Woman and Nature: Interpreting Ecofeminism

The first Earth Day held on April 22, 1970.

Although the connections between the conditions of women and nature were first identified in the United States as early as the late 1800’s, the term ecofeminism was first proposed in 1974 by the French feminist Francoise d’Eaubonne in Feminism or Destruction (Le Feminisme ou la mort). She called on women to lead an ecological revolution and to recreate a relationship of reciprocity between humanity and nature as well as men and women. Nevertheless, ecofeminism as a movement branched out across the world, reaching the United States in the midst of the emerging Second Wave Feminist Movement and the Ecological Movement of the 1970’s. The beginning of the modern environmental movement can be traced back to the publication of Rachel Carson’s Silent Spring in 1962, which raised concerns that capitalism and its intrinsic need for the exploitation of the earth’s resources threatened human health and endangered natural ecosystems and their inhabitants. To raise awareness about environmental issues such as oil spills, pollution, soil contamination, and toxic waste, the first Earth Day was held on April 22, 1970, symbolizing a turning point in the growing ecological consciousness that recognized the interdependence of living beings. Inspired by the culture of political activism developed by the Civil Rights Movement and the Anti-War Movement in the 1960s, the 1970s became a critical decade for the introduction of federal legislation concerning the environment, including the creation of the Environmental Protection Agency in 1970, the passage of the Clean Air Act in 1970, the Clean Water Act in 1972, and the Endangered Species Act in 1973, among others. 

The first edition of Woman and Nature: The Roaring Inside Her, published in 1978.

One of the most influential texts written during this period and credited for inspiring the birth of the ecofeminist movement in America was Woman and Nature: The Roaring Inside Her by Susan Griffin, a book-length prose poem published in 1978. In the preface of this book, Griffin states that “the fact that man does not consider himself as part of nature, but indeed considers himself superior to matter, seemed to [her] to gain significance when placed against man’s attitude that woman is both inferior to him and closer to nature,” (xv) and hence, this book was written. The book is separated into four sections: Book One: Matter (How man regards and makes use of woman and nature); Book Two: Separation (The separations in his vision and under his rule); Book Three: Passage (Her Journey through the Labyrinth to the Cave where she has Her Vision); and Book Four: Her Vision (Now she sees through her own eyes). 

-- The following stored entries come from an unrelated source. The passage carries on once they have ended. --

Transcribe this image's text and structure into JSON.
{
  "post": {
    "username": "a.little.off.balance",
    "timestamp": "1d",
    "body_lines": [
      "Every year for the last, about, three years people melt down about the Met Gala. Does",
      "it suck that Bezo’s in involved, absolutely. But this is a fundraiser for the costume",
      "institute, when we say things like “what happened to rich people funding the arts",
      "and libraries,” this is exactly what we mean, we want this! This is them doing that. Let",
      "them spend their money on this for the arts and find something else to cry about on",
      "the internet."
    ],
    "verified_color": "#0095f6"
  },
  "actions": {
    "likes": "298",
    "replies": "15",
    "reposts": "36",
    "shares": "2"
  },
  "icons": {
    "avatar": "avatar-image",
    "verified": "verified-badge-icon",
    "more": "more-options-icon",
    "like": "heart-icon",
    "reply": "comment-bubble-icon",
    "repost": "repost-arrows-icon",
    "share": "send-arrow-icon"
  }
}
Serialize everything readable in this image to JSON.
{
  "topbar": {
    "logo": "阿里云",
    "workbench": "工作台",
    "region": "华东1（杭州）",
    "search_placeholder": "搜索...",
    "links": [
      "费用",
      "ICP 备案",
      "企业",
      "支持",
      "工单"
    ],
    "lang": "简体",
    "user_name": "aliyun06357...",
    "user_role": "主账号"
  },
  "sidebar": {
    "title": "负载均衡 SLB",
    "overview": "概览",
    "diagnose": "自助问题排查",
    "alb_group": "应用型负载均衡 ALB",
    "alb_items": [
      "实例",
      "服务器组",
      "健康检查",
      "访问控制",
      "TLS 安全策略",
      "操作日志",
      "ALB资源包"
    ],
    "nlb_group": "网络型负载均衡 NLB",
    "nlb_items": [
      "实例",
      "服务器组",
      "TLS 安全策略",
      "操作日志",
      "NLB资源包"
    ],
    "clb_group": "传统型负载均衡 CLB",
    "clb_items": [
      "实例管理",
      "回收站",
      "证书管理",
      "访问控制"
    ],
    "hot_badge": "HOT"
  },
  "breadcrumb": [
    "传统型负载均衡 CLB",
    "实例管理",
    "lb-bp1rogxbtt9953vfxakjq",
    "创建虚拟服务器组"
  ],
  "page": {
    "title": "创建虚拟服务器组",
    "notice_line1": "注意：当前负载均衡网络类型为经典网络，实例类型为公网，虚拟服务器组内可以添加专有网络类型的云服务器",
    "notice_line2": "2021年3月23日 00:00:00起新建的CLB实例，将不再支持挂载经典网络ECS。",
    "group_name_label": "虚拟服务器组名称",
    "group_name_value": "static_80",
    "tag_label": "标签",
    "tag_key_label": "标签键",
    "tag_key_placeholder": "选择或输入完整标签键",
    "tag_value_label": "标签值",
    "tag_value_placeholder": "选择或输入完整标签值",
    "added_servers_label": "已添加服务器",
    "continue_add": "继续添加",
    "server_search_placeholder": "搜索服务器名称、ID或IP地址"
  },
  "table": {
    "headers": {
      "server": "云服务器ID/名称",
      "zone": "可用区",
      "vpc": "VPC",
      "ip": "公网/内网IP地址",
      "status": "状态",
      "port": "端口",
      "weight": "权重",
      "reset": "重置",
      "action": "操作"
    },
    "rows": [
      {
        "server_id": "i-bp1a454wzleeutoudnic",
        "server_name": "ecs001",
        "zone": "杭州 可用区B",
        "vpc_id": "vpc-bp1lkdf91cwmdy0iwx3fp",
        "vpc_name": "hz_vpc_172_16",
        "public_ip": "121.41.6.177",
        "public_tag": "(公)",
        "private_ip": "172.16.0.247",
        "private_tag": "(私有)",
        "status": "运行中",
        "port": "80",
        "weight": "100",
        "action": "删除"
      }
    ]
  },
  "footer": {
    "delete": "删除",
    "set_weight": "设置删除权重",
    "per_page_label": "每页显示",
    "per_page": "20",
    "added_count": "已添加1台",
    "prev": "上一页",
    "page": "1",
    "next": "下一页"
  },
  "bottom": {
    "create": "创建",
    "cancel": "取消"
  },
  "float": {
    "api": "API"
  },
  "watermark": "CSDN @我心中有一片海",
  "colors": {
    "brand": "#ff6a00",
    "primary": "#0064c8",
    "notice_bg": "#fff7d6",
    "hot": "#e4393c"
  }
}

In Book One: Matter, Griffin identifies how the root of patriarchal oppression is the relegation of women to the realm of matter–of the body, of nature– and the dichotomy itself that fragmented reality into the spirit/matter duality, with the former oppressing the latter. Because of women’s cyclical biological functions and life-giving properties, such as pregnancy and menstruation, they were associated with nature. Hell, observes Griffin, is “under our feet” and the demon “resides in the earth” (7). Hence, it is said that women are the gateway to the devil, leading to the corruption of man, because “all sin originated in the flesh of the body of a woman and lives in her body” (11). Griffin highlights the patriarchal belief that all of nature, including women, was designed by God for the benefit of man. Fossil fuels were placed under his feet for him to extract, animals were created to be hunted, the wilderness was meant to be civilized,  and women existed solely for the propagation of the human race. 

In Book Two: Separation, Griffin illustrates how the patriarchy separates women from their own bodies, which have been deemed impure, unholy, and unclean. The womb is separated from her body, as the woman is merely a vessel that carries the seed of man, who is the true giver of life. Women are told that they exist solely for the needs of men, and that it is in their nature to be needed, to be reduced to their reproductive capabilities as resources for men. Traveling through the epochs of history, she outlines how the scientific revolution in the Age of Enlightenment led to the reduction of living organisms into mere resources to be measured, mutilated, and exploited by man. In the third and fourth books, the woman emancipates herself from the shackles of the patriarchal cave of illusions and steps into the light of feminist consciousness. Griffin reimagines the patriarchal world we live in by resurrecting a new age wherein women reclaim their interconnectedness with nature. Like the tree of life, all living beings branch out from the same tree. The consequences of destructive activities inflicted by mankind will reverberate across all levels of the ecosystem, which all species on earth are intrinsically part of. The core of ecofeminism recognizes that “we are all a part of this motion, we say, and the way of the river is sacred, and this grove of trees is sacred, and we ourselves, we tell you, are sacred” (186).

Sources:

“Environmental Movement.” Encyclopedia.com, 18 May 2018, https://www.encyclopedia.com/earth-and-environment/ecology-and-environmentalism/environmental-studies/environmental-movement. Accessed 5 December 2021.

Griffin, Susan. Woman and Nature : The Roaring Inside Her. 1st ed., Harper & Row, 1978.